Obtaining more accurate dates for fossils and archaeological sites from the Middle Stone Age (MSA) is critical to studies of human evolution because this time period witnessed the origin of modern Homo sapiens and its dispersal out of Africa and across the rest of the Old World. OES is commonly found in MSA sites and its age can be determined by radiocarbon dating but this approach can only be applied to the youngest end of this time interval (<50 ka).  A second approach is to use U-Th dating which, in contrast to radiocarbon, is reliable across the entire time range of the Middle Stone Age. However, both techniques can be compromised by the precipitation of young calcite into the eggshell’s microscopic openings between the crystals and inside the pores, potentially incorporating detrital U, Th, and C from the soil into the OES, thus complicating age interpretations.

Two-dimensional element mapping by quadrupole LA-ICP-MS of ancient OES identifies higher concentrations of common detrital indicator elements (Al, Mg, Ti) within the inner and outer layers of OES and within the calcite-filled pore clusters. Analyses of extracted pore cluster infill yield significantly higher and more variable detrital Th and U concentrations. After mechanical removal the cone (inner) and crystal (outer) layers and pore cluster infill, U-Th analyses of the internal palisade layer yields lower detrital Th concentrations and more uniform U concentrations. 

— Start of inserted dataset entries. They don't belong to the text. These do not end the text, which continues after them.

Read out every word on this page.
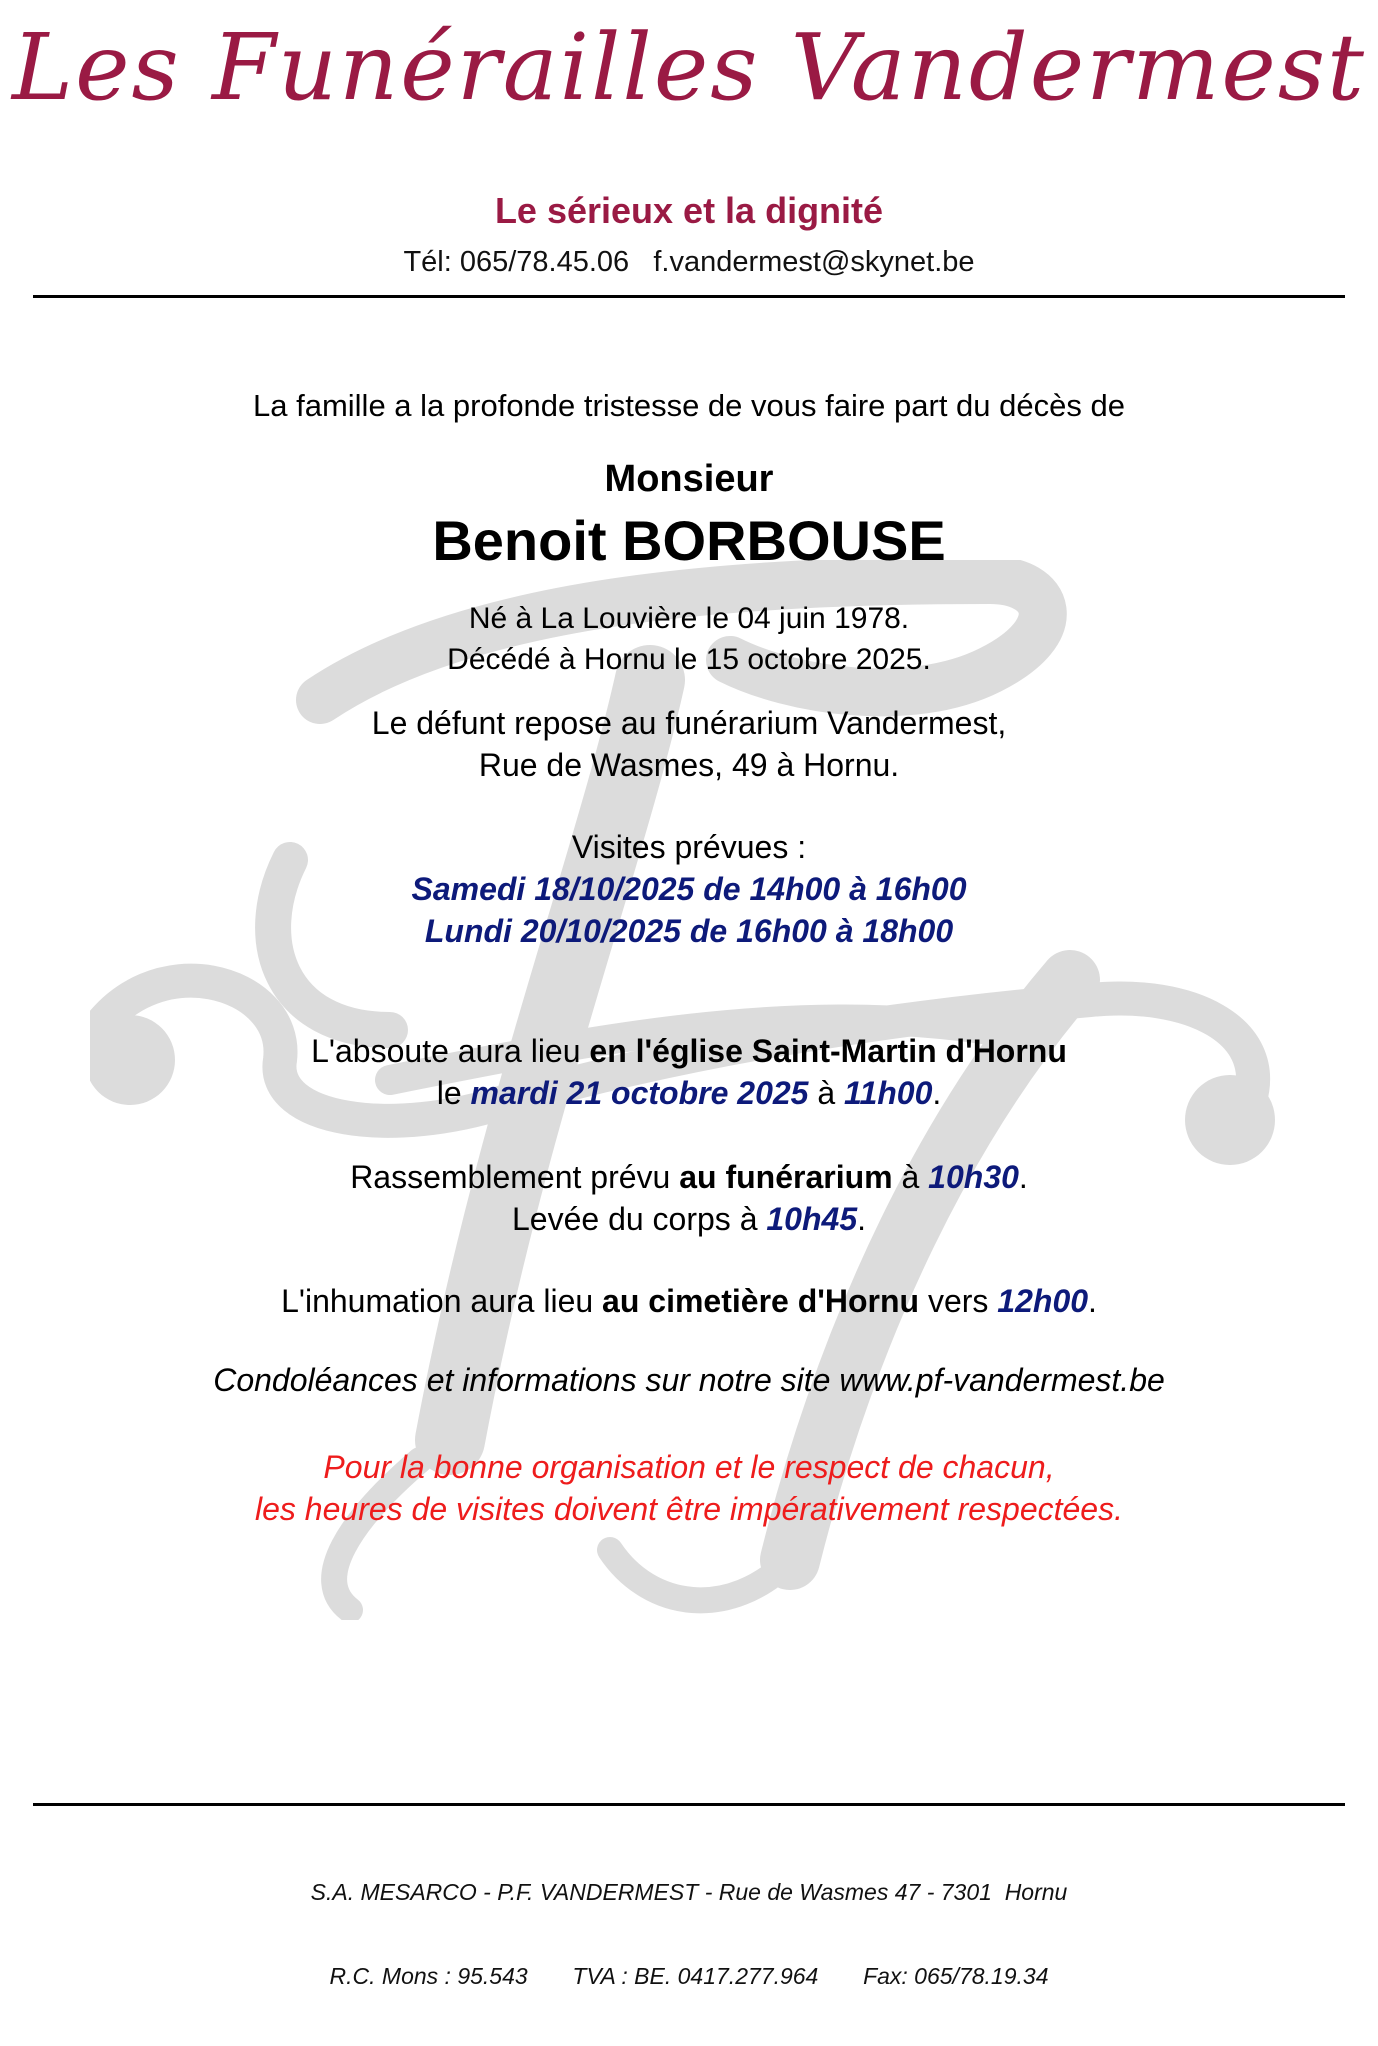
Les Funérailles Vandermest
Le sérieux et la dignité
Tél: 065/78.45.06   f.vandermest@skynet.be
La famille a la profonde tristesse de vous faire part du décès de
Monsieur
Benoit BORBOUSE
Né à La Louvière le 04 juin 1978.
Décédé à Hornu le 15 octobre 2025.
Le défunt repose au funérarium Vandermest,
Rue de Wasmes, 49 à Hornu.
Visites prévues :
Samedi 18/10/2025 de 14h00 à 16h00
Lundi 20/10/2025 de 16h00 à 18h00
L'absoute aura lieu en l'église Saint-Martin d'Hornu
le mardi 21 octobre 2025 à 11h00.
Rassemblement prévu au funérarium à 10h30.
Levée du corps à 10h45.
L'inhumation aura lieu au cimetière d'Hornu vers 12h00.
Condoléances et informations sur notre site www.pf-vandermest.be
Pour la bonne organisation et le respect de chacun,
les heures de visites doivent être impérativement respectées.

S.A. MESARCO - P.F. VANDERMEST - Rue de Wasmes 47 - 7301  Hornu

R.C. Mons : 95.543       TVA : BE. 0417.277.964       Fax: 065/78.19.34
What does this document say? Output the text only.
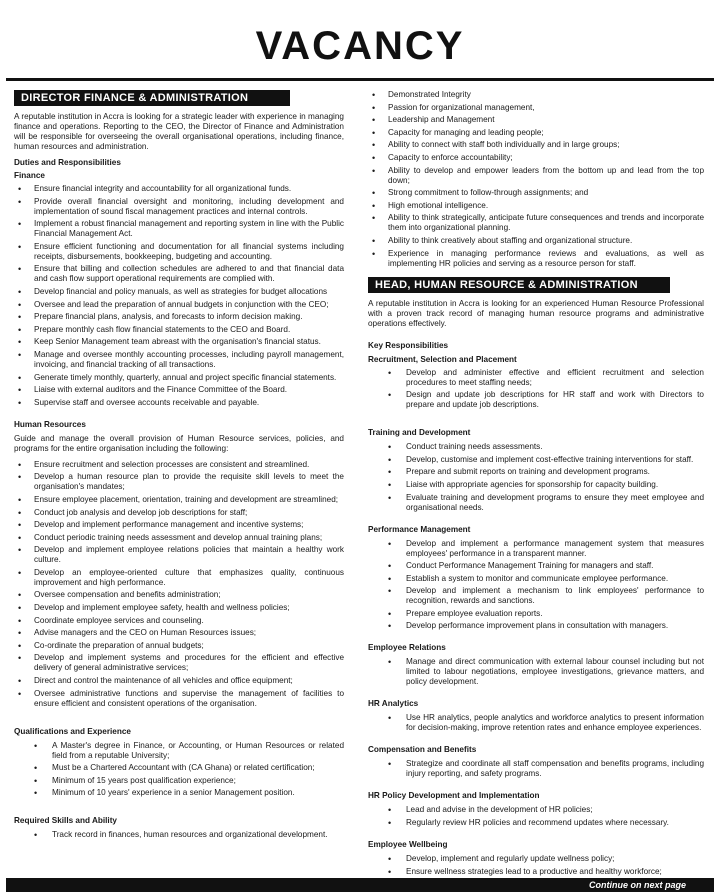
VACANCY
DIRECTOR FINANCE & ADMINISTRATION

A reputable institution in Accra is looking for a strategic leader with experience in managing finance and operations. Reporting to the CEO, the Director of Finance and Administration will be responsible for overseeing the overall organisational operations, including finance, human resources and administration.

Duties and Responsibilities
Finance
• Ensure financial integrity and accountability for all organizational funds.
• Provide overall financial oversight and monitoring, including development and implementation of sound fiscal management practices and internal controls.
• Implement a robust financial management and reporting system in line with the Public Financial Management Act.
• Ensure efficient functioning and documentation for all financial systems including receipts, disbursements, bookkeeping, budgeting and accounting.
• Ensure that billing and collection schedules are adhered to and that financial data and cash flow support operational requirements are complied with.
• Develop financial and policy manuals, as well as strategies for budget allocations
• Oversee and lead the preparation of annual budgets in conjunction with the CEO;
• Prepare financial plans, analysis, and forecasts to inform decision making.
• Prepare monthly cash flow financial statements to the CEO and Board.
• Keep Senior Management team abreast with the organisation's financial status.
• Manage and oversee monthly accounting processes, including payroll management, invoicing, and financial tracking of all transactions.
• Generate timely monthly, quarterly, annual and project specific financial statements.
• Liaise with external auditors and the Finance Committee of the Board.
• Supervise staff and oversee accounts receivable and payable.
Human Resources

Guide and manage the overall provision of Human Resource services, policies, and programs for the entire organisation including the following:

• Ensure recruitment and selection processes are consistent and streamlined.
• Develop a human resource plan to provide the requisite skill levels to meet the organisation's mandates;
• Ensure employee placement, orientation, training and development are streamlined;
• Conduct job analysis and develop job descriptions for staff;
• Develop and implement performance management and incentive systems;
• Conduct periodic training needs assessment and develop annual training plans;
• Develop and implement employee relations policies that maintain a healthy work culture.
• Develop an employee-oriented culture that emphasizes quality, continuous improvement and high performance.
• Oversee compensation and benefits administration;
• Develop and implement employee safety, health and wellness policies;
• Coordinate employee services and counseling.
• Advise managers and the CEO on Human Resources issues;
• Co-ordinate the preparation of annual budgets;
• Develop and implement systems and procedures for the efficient and effective delivery of general administrative services;
• Direct and control the maintenance of all vehicles and office equipment;
• Oversee administrative functions and supervise the management of facilities to ensure efficient and consistent operations of the organisation.
Qualifications and Experience
• A Master's degree in Finance, or Accounting, or Human Resources or related field from a reputable University;
• Must be a Chartered Accountant with (CA Ghana) or related certification;
• Minimum of 15 years post qualification experience;
• Minimum of 10 years' experience in a senior Management position.
Required Skills and Ability
• Track record in finances, human resources and organizational development.
• Demonstrated Integrity
• Passion for organizational management,
• Leadership and Management
• Capacity for managing and leading people;
• Ability to connect with staff both individually and in large groups;
• Capacity to enforce accountability;
• Ability to develop and empower leaders from the bottom up and lead from the top down;
• Strong commitment to follow-through assignments; and
• High emotional intelligence.
• Ability to think strategically, anticipate future consequences and trends and incorporate them into organizational planning.
• Ability to think creatively about staffing and organizational structure.
• Experience in managing performance reviews and evaluations, as well as implementing HR policies and serving as a resource person for staff.
HEAD, HUMAN RESOURCE & ADMINISTRATION

A reputable institution in Accra is looking for an experienced Human Resource Professional with a proven track record of managing human resource programs and administrative operations effectively.

Key Responsibilities
Recruitment, Selection and Placement
• Develop and administer effective and efficient recruitment and selection procedures to meet staffing needs;
• Design and update job descriptions for HR staff and work with Directors to prepare and update job descriptions.
Training and Development
• Conduct training needs assessments.
• Develop, customise and implement cost-effective training interventions for staff.
• Prepare and submit reports on training and development programs.
• Liaise with appropriate agencies for sponsorship for capacity building.
• Evaluate training and development programs to ensure they meet employee and organisational needs.
Performance Management
• Develop and implement a performance management system that measures employees' performance in a transparent manner.
• Conduct Performance Management Training for managers and staff.
• Establish a system to monitor and communicate employee performance.
• Develop and implement a mechanism to link employees' performance to recognition, rewards and sanctions.
• Prepare employee evaluation reports.
• Develop performance improvement plans in consultation with managers.
Employee Relations
• Manage and direct communication with external labour counsel including but not limited to labour negotiations, employee investigations, grievance matters, and policy development.
HR Analytics
• Use HR analytics, people analytics and workforce analytics to present information for decision-making, improve retention rates and enhance employee experiences.
Compensation and Benefits
• Strategize and coordinate all staff compensation and benefits programs, including injury reporting, and safety programs.
HR Policy Development and Implementation
• Lead and advise in the development of HR policies;
• Regularly review HR policies and recommend updates where necessary.
Employee Wellbeing
• Develop, implement and regularly update wellness policy;
• Ensure wellness strategies lead to a productive and healthy workforce;
Continue on next page
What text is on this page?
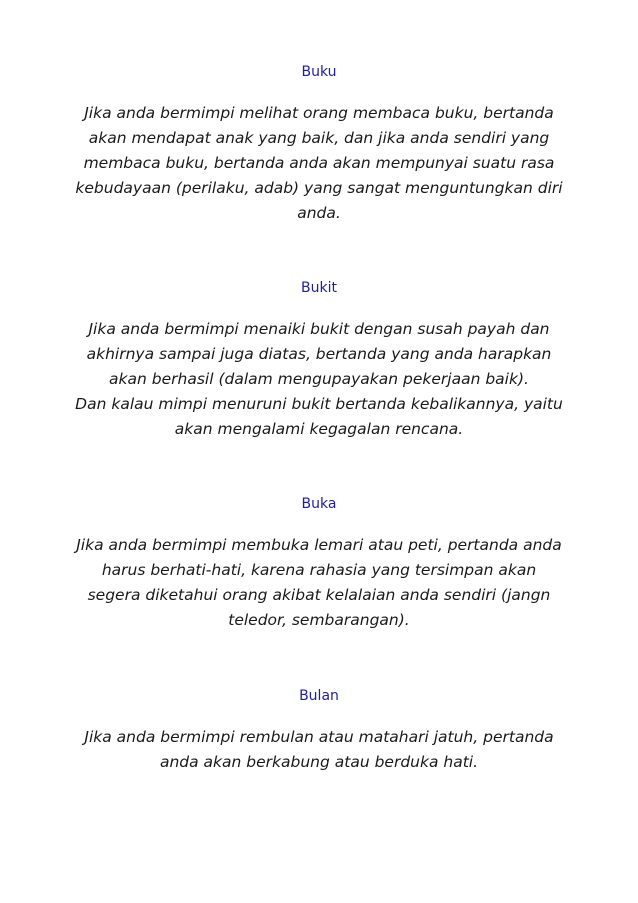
Buku

Jika anda bermimpi melihat orang membaca buku, bertanda
akan mendapat anak yang baik, dan jika anda sendiri yang
membaca buku, bertanda anda akan mempunyai suatu rasa
kebudayaan (perilaku, adab) yang sangat menguntungkan diri
anda.

Bukit

Jika anda bermimpi menaiki bukit dengan susah payah dan
akhirnya sampai juga diatas, bertanda yang anda harapkan
akan berhasil (dalam mengupayakan pekerjaan baik).
Dan kalau mimpi menuruni bukit bertanda kebalikannya, yaitu
akan mengalami kegagalan rencana.

Buka

Jika anda bermimpi membuka lemari atau peti, pertanda anda
harus berhati-hati, karena rahasia yang tersimpan akan
segera diketahui orang akibat kelalaian anda sendiri (jangn
teledor, sembarangan).

Bulan

Jika anda bermimpi rembulan atau matahari jatuh, pertanda
anda akan berkabung atau berduka hati.
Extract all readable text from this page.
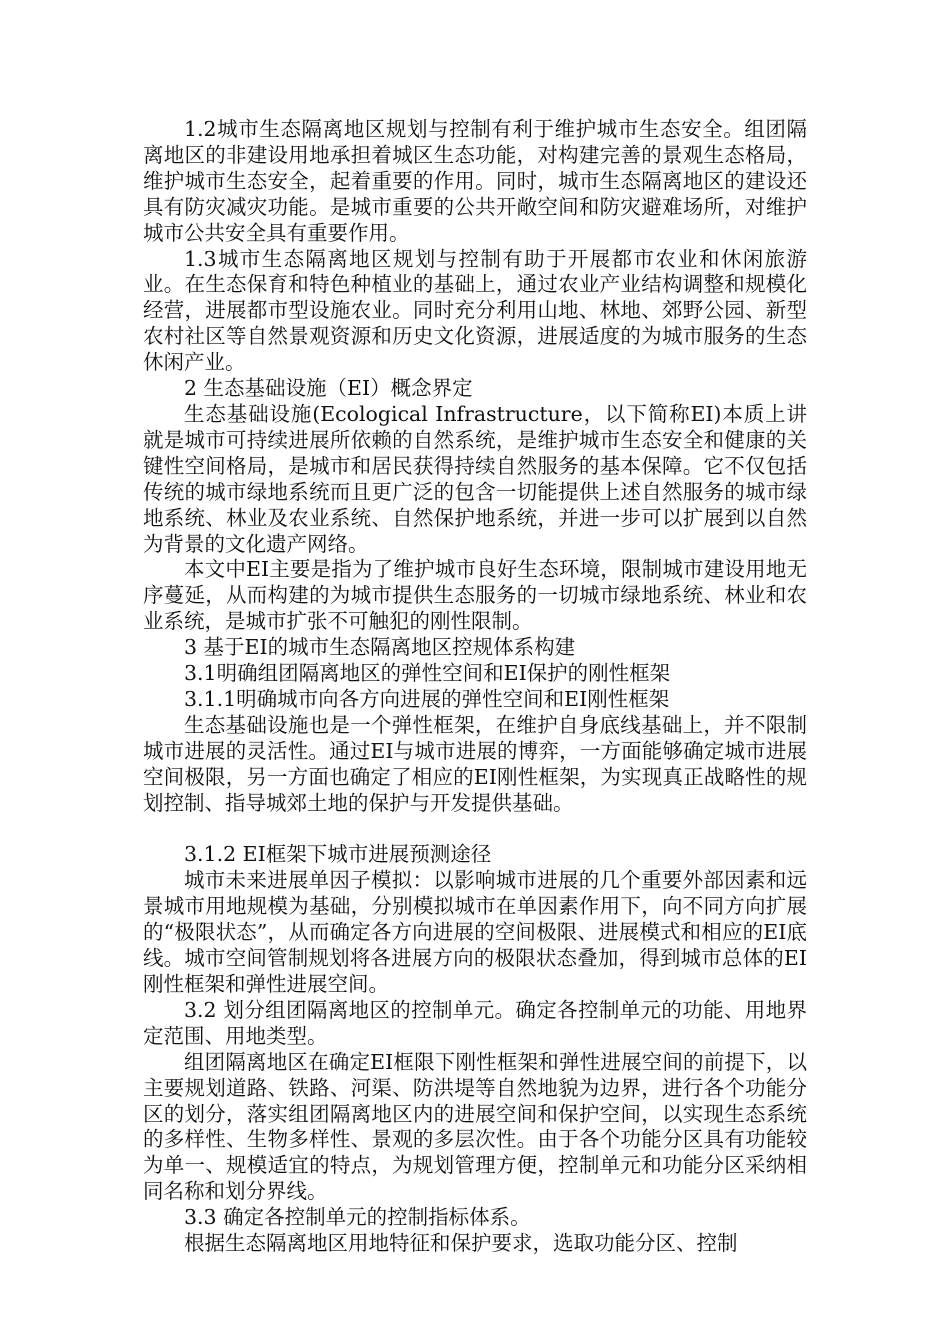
1.2城市生态隔离地区规划与控制有利于维护城市生态安全。组团隔离地区的非建设用地承担着城区生态功能，对构建完善的景观生态格局，维护城市生态安全，起着重要的作用。同时，城市生态隔离地区的建设还具有防灾减灾功能。是城市重要的公共开敞空间和防灾避难场所，对维护城市公共安全具有重要作用。

1.3城市生态隔离地区规划与控制有助于开展都市农业和休闲旅游业。在生态保育和特色种植业的基础上，通过农业产业结构调整和规模化经营，进展都市型设施农业。同时充分利用山地、林地、郊野公园、新型农村社区等自然景观资源和历史文化资源，进展适度的为城市服务的生态休闲产业。

2 生态基础设施（EI）概念界定

生态基础设施(Ecological Infrastructure，以下简称EI)本质上讲就是城市可持续进展所依赖的自然系统，是维护城市生态安全和健康的关键性空间格局，是城市和居民获得持续自然服务的基本保障。它不仅包括传统的城市绿地系统而且更广泛的包含一切能提供上述自然服务的城市绿地系统、林业及农业系统、自然保护地系统，并进一步可以扩展到以自然为背景的文化遗产网络。

本文中EI主要是指为了维护城市良好生态环境，限制城市建设用地无序蔓延，从而构建的为城市提供生态服务的一切城市绿地系统、林业和农业系统，是城市扩张不可触犯的刚性限制。

3 基于EI的城市生态隔离地区控规体系构建

3.1明确组团隔离地区的弹性空间和EI保护的刚性框架

3.1.1明确城市向各方向进展的弹性空间和EI刚性框架

生态基础设施也是一个弹性框架，在维护自身底线基础上，并不限制城市进展的灵活性。通过EI与城市进展的博弈，一方面能够确定城市进展空间极限，另一方面也确定了相应的EI刚性框架，为实现真正战略性的规划控制、指导城郊土地的保护与开发提供基础。

3.1.2 EI框架下城市进展预测途径

城市未来进展单因子模拟：以影响城市进展的几个重要外部因素和远景城市用地规模为基础，分别模拟城市在单因素作用下，向不同方向扩展的“极限状态”，从而确定各方向进展的空间极限、进展模式和相应的EI底线。城市空间管制规划将各进展方向的极限状态叠加，得到城市总体的EI刚性框架和弹性进展空间。

3.2 划分组团隔离地区的控制单元。确定各控制单元的功能、用地界定范围、用地类型。

组团隔离地区在确定EI框限下刚性框架和弹性进展空间的前提下，以主要规划道路、铁路、河渠、防洪堤等自然地貌为边界，进行各个功能分区的划分，落实组团隔离地区内的进展空间和保护空间，以实现生态系统的多样性、生物多样性、景观的多层次性。由于各个功能分区具有功能较为单一、规模适宜的特点，为规划管理方便，控制单元和功能分区采纳相同名称和划分界线。

3.3 确定各控制单元的控制指标体系。

根据生态隔离地区用地特征和保护要求，选取功能分区、控制
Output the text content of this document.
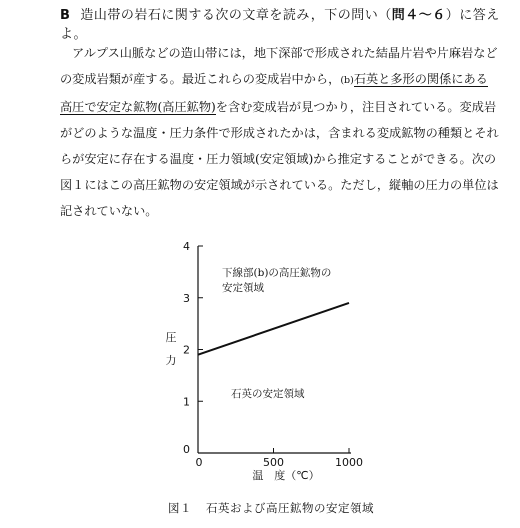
B 造山帯の岩石に関する次の文章を読み，下の問い（問４～６）に答えよ。
アルプス山脈などの造山帯には，地下深部で形成された結晶片岩や片麻岩など
の変成岩類が産する。最近これらの変成岩中から，(b)石英と多形の関係にある
高圧で安定な鉱物(高圧鉱物)を含む変成岩が見つかり，注目されている。変成岩
がどのような温度・圧力条件で形成されたかは，含まれる変成鉱物の種類とそれ
らが安定に存在する温度・圧力領域(安定領域)から推定することができる。次の
図１にはこの高圧鉱物の安定領域が示されている。ただし，縦軸の圧力の単位は
記されていない。
0
1
2
3
4
0	500	1000
圧
力
温　度（℃）
下線部(b)の高圧鉱物の
安定領域
石英の安定領域
図１ 石英および高圧鉱物の安定領域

Based on these results, a new preparation technique that completely removes the cone and crystal layers along with the pore cluster infill was used to determine ages of the OES palisade layer from an MSA archaeological site. U-Th analyses of palisade layers yield a mean age of ~76 ka (within analytical uncertainty) for all samples. When the pore cluster infill was not removed, a younger age was obtained (53 ka). The technique was further evaluated with AMS 14C dating. In a split of the U-Th sample, radiocarbon infinite ages (~50 ka) were obtained for OES with palisade layers only; OES that retained the pore cluster infill usually yielded younger ages (27-41 ka). The U-rich authigenic pore cluster calcite infill shifts both U-Th and 14C analyses to younger ages. The results of this analytical study support the addition of mechanical removal of the pore cluster infill to the already standard removal of the cone and crystal layers for both U-Th and C dating of OES in order to more fully account for the incorporation of authigenic Th, U, and C into the microscopic OES structure.